In my last post I addressed the essential quality of consistency for academic library leaders. Someone looking at the title of today’s post might reasonably ask: “Isn’t reliability just a synonym for consistency (and, for that matter, dependability)?” And the answer is: “Almost, but not quite.” Certainly a leader who is reliable will be consistent (and dependable), but a leader who is consistent may or may not be reliable in the ways that matter most.
Confused yet? I might be too, but I don’t think I am. Let me try to unpack this distinction and explain why I think it matters — and why reliability deserves its own, separate discussion.
Consistency is, most basically, the quality of doing the same things in the same way over time. For library leaders, consistency is manifested — in a good way — when they apply rules and policies the same way to everyone, when they don’t let their shifting moods guide their decision-making, etc. But the fact is that consistent leaders can be bad leaders, and their consistency can contribute to their failings if what they are consistent at doing are bad things, or good things in the wrong way.
Consistency, in other words, is essentially value-neutral. A leader can be consistently unfair or consistently fair; a leader can be consistently volatile, or consistently calm and measured. My post on the importance of consistency focused on the salutary manifestations of consistency among leaders, but consistency doesn’t have to be positive.
It seems to me that reliability, on the other hand, carries more of a normative vibe: a leader who can be relied upon is more than just a leader whose behavior can be predicted.
Library employees absolutely crave leaders who are reliable. Managers need to know that, for example, when they carry out a directive from library leadership and someone in their managerial downline gets upset and goes over their head to the library’s leadership, the leadership will back them up rather than cave to the pressure of an unhappy employee. Managers who don’t have that confidence in the library’s leader will not only be very reluctant to carry out policies and directives that they expect will be unpopular, but they will also constantly feel trapped between the library’s expressed, formal rules and the unexpressed, real-world rules that undermine them.
And it’s not just managers. Let’s consider another situation: imagine a library staff employee who works at a service desk, and has made a patron angry by enforcing a rule that says you can’t renew a book more than three times when other patrons are waiting to check it out. If the patron threatens to bring his complaint to the library director, that staffer needs to be able to count on her leader to back her up. If she has reason to believe that the director will buckle under an onslaught of vituperative complaint from the patron, she won’t have the confidence to enforce the rule. Worse, she won’t know which rules she can confidently apply and which ones she can’t.

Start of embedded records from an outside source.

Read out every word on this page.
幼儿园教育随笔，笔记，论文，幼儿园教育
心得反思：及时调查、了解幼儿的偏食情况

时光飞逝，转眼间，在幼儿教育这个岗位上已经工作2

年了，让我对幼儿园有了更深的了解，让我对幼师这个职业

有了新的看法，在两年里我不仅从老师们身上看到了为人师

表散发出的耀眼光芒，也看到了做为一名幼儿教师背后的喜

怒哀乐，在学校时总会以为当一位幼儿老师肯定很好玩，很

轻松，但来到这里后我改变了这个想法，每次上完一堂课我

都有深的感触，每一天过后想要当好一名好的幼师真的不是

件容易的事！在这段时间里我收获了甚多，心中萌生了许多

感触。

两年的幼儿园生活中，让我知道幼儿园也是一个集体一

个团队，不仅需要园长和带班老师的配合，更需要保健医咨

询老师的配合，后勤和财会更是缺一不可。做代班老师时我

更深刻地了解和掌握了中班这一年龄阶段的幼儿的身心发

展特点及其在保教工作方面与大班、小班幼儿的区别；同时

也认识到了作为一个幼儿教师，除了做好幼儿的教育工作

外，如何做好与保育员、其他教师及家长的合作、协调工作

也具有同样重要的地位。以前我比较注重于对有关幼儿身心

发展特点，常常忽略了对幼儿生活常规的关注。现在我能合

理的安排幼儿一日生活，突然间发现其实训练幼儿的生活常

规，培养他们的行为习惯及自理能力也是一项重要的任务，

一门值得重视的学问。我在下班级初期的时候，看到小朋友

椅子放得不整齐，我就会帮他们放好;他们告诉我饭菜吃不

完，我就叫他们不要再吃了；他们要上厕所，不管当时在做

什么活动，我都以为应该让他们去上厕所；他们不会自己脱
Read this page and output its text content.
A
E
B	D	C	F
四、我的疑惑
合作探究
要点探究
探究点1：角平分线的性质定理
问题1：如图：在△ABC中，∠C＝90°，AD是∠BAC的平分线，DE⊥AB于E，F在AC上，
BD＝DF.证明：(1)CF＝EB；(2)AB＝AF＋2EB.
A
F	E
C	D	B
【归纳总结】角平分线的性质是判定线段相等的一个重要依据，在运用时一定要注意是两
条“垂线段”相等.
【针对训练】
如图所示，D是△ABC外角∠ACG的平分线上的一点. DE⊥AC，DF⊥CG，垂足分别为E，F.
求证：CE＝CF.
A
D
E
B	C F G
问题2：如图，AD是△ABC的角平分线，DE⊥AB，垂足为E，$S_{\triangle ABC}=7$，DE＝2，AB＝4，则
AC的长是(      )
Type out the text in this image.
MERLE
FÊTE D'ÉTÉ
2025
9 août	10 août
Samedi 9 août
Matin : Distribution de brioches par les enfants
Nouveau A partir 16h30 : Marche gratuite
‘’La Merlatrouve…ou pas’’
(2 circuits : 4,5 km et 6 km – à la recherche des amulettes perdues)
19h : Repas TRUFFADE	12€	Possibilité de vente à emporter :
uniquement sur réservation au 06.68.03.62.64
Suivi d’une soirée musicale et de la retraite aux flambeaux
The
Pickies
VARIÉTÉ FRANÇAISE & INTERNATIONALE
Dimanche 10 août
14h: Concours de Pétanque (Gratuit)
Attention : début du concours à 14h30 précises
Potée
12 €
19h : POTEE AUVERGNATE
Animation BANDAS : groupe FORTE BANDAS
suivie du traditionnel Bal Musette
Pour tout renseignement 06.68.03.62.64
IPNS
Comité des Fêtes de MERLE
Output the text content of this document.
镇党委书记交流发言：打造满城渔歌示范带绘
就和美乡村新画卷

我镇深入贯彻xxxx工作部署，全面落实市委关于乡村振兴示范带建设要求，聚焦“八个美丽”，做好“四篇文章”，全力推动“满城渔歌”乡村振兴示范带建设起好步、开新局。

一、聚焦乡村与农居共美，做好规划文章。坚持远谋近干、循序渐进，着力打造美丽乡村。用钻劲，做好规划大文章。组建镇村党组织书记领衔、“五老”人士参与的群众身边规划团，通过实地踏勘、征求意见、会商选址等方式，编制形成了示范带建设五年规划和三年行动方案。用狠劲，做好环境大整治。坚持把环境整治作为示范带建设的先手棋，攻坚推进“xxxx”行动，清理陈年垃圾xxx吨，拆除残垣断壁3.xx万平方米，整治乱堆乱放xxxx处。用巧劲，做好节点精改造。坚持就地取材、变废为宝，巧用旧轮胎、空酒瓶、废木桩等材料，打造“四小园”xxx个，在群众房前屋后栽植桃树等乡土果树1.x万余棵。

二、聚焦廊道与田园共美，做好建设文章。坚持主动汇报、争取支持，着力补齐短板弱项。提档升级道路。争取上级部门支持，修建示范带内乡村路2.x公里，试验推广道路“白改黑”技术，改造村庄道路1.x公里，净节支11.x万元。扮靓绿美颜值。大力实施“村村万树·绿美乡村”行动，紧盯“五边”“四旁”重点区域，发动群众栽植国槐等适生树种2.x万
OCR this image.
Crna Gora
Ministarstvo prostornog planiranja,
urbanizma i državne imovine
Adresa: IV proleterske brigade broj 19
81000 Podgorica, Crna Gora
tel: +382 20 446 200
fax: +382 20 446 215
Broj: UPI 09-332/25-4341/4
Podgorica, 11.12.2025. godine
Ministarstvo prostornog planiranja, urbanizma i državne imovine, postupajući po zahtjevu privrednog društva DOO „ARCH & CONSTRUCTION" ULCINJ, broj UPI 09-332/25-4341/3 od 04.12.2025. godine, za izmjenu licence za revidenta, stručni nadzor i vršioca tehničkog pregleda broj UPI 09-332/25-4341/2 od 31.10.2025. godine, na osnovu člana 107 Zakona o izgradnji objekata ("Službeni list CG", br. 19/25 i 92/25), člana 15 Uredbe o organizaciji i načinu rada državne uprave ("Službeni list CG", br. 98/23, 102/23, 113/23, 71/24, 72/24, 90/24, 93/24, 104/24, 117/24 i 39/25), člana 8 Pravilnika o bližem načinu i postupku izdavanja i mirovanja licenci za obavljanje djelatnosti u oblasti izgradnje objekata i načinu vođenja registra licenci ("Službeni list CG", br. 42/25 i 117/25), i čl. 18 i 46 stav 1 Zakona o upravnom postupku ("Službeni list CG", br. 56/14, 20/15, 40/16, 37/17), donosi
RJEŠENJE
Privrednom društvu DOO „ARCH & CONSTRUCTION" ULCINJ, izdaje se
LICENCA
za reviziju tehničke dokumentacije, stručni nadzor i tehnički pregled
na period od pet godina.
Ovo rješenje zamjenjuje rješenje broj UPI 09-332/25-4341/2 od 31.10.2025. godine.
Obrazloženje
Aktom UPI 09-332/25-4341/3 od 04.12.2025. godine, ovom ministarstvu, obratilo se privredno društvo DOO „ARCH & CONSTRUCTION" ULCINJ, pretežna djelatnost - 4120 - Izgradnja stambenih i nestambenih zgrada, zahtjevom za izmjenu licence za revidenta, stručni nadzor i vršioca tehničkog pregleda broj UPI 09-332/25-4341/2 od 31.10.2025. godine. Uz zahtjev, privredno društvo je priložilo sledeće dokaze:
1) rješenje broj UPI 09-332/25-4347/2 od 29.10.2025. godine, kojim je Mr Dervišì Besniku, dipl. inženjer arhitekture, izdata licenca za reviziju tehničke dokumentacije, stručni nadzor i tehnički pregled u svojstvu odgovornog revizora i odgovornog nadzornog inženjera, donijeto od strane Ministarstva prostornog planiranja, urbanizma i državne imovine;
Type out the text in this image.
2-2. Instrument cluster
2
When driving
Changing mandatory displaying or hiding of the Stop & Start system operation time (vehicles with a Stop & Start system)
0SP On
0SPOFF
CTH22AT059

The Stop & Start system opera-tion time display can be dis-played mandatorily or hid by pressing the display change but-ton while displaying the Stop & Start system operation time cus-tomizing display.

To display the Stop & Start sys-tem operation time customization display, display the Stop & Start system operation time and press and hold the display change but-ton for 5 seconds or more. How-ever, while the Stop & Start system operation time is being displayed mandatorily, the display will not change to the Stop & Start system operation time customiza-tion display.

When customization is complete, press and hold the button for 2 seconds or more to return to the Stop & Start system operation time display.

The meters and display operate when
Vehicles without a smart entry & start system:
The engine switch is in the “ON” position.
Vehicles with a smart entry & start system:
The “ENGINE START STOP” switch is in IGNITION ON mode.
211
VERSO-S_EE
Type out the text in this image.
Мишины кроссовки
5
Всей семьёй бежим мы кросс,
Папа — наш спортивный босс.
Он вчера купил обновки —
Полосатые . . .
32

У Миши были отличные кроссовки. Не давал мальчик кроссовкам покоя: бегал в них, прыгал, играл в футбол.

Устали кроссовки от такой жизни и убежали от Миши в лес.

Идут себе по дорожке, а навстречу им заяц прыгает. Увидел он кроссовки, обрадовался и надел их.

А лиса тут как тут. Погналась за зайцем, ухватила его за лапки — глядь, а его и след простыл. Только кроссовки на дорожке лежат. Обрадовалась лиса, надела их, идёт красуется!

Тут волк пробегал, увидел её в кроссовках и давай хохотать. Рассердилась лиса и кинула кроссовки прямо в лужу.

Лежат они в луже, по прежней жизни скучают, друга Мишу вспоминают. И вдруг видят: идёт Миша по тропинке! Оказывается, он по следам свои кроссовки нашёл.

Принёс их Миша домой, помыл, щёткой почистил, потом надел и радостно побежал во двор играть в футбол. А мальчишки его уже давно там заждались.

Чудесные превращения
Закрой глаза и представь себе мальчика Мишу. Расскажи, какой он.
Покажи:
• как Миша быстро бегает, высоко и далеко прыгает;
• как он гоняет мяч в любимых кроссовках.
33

Now, this does bring up an important caveat. As a library leader, there may in reality be times when you genuinely do need to override a library employee’s decision. How do you do that without undermining their sense of you as someone they can count on?
I’ll propose two answers to that question:
First, it comes down to principle. Earlier this year I discussed the issue of making exceptions, and proposed a question that should always be asked when you or your team are contemplating making an exception to a rule or policy: What clear and fair principle would we be applying in a consistent way if we were to decide to grant this exception? If you find yourself feeling the need to override the decision of someone in your library, a slight variation on that question would be helpful: What clear and fair principle am I applying in a consistent way in deciding to override my employee’s decision or action? If you can answer that question, you’re ready to have a fruitful and constructive conversation with the employee whose decision you overrode. Of course, they may or may not accept your explanation, which leads to the second answer:
You will never be able to make everyone feel like they can rely on you. The reality is that some people will feel like you’re unreliable because your decisions don’t go their way, or because your priorities aren’t their priorities. This is one of those areas of leadership in which it’s essential to manage a pretty difficult balance: you need to care what your people feel, but you can’t let your decision-making be driven by how they feel.
Figuring out that balance is the work of a lifetime.